Since I last updated, I have
 1) eaten my weight in soup,
 2) recovered from bronchitis,
 3) investigated the (unlikely) possibility of obtaining Italian citizenship, 
4) worked both on a Sunday and my first 10-hour legal day (exhaustion!),
 and 5) voted in a dismal midterm election. 
Clearly, it’s been a bit of a mixed bag around here. But fortunately these things, although the highlights, aren’t entirely representative of my life. There have been crisp fall mornings–the kind that I love–spent wearing thick wooly socks to keep the chill away, several nice meals with the Greek and his parents, who are here visiting from Greece, and even an afternoon trip to the movies. In addition to all of the hustle and bustle of the season (which always seems so misplaced), there has been a lot of online reading and link compiling for what has become one of my favorite blogging traditions: the monthly “food for thought.” 
Without further ado, here are November’s offerings: 
The photo of the leeks at the beginning of this post demonstrates my love of braising vegetables in cream; it’s truly one of the most foolproof methods I know.  If people were iffy about the eggplant I posted about a few months ago, there can be no question that leeks were made to be braised in cream (with or without tarragon; fresh thyme is just as nice and, should you not have the fresh stuff, dried herbs will work nicely, too). Molly at Remedial Eating calls them “Divine Revelation Leeks” and they are exactly that.
To go along with my recent Italian obsession (I blame Artusi, Elizabeth David, Elena Ferrante and Emiko Davies), I decided to follow Rachel’s advice and “Eat Like the Romans Do” (you won’t regret it; it’s both surprisingly easy and delicious).
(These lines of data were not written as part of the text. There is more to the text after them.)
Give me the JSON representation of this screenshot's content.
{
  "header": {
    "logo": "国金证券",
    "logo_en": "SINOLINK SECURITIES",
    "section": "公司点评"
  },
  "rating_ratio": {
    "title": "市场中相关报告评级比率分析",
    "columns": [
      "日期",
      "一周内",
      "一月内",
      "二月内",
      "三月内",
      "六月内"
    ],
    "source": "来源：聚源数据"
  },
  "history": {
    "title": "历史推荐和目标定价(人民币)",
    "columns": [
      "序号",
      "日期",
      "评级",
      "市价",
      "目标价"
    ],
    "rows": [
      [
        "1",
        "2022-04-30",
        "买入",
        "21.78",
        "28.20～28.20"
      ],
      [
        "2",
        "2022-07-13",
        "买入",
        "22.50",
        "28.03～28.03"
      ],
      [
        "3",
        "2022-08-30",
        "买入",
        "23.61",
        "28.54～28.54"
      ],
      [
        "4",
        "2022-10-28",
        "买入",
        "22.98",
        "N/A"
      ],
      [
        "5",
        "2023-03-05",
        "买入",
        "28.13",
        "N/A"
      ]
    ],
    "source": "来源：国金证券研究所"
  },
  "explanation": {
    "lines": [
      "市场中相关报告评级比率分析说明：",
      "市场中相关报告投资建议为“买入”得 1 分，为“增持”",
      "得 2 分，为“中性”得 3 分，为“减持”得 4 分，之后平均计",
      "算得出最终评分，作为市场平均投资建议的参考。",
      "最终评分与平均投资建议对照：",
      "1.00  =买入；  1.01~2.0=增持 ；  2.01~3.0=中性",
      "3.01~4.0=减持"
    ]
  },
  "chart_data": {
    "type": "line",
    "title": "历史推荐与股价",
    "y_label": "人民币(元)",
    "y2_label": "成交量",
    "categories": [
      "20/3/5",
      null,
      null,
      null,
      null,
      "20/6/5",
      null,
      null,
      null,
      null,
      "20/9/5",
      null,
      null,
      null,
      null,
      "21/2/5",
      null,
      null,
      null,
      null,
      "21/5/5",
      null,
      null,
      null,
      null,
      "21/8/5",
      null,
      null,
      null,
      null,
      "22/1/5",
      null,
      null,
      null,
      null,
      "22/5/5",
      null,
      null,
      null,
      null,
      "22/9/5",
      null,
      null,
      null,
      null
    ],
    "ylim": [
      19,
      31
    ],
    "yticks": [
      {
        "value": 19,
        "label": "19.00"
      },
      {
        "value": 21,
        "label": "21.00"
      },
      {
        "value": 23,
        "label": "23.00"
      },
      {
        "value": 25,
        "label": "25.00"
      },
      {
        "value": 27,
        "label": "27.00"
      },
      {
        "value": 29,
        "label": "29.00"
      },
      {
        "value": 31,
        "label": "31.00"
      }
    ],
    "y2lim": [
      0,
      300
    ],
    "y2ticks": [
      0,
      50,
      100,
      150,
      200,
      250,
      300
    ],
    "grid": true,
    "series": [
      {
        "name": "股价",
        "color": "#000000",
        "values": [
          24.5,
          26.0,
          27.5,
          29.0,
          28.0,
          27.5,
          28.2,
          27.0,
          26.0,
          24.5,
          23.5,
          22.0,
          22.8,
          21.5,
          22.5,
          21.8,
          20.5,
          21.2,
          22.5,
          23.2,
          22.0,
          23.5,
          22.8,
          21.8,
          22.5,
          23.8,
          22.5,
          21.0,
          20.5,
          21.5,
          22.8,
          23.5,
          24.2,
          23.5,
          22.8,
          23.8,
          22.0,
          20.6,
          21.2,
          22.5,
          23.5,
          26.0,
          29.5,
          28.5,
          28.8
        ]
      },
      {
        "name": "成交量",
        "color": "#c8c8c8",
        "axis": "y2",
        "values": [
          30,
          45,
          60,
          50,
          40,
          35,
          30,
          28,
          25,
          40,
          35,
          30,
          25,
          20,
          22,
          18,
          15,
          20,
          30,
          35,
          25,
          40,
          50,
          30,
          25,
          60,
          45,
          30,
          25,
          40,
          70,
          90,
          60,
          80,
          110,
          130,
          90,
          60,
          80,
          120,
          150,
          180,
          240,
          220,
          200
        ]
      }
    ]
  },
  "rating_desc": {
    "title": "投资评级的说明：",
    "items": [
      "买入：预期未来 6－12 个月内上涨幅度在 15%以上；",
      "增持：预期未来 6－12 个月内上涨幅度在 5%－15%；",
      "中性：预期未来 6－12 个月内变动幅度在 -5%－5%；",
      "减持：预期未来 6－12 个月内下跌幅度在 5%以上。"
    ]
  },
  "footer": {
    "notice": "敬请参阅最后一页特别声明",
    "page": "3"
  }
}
Thoughts on Modern Society, Fomo (the Fear of Missing Out) and Jomo (the Joy of Missing Out). I’m pretty sure I suffer only from the latter; consider this a perk of the Facebook-less life.

I suppose you could also say I’ve been on an Elizabeth David kick; there’s something endlessly inviting about both her blunt opinions and meticulous research, which this collection in The Guardian illustrates nicely.

It’s not easy being a pet owner in this day and age.

I’m currently reading Tana French’s wonderful The Likeness, which tells the story of a female cop who infiltrates a community of English Ph.D. students to track down a murderer. It appeals to me for the obvious reasons (it’s always been more interesting to read about grad school than to be in grad school).

Speaking of PhDs, here’s the Halloween Costume that Never Should have Been: the Sexy Ph.D.

I’m ashamed to say that I read several articles on the “What happened to Renee Zellweger’s face?” question that has been sweeping various news sites during the last few weeks, but only in The Guardian did I find something substantive about the unfair beauty standards that females in the public eye are held to.

And, last but not least, the million-dollar question: would you sell your privacy for a cookie?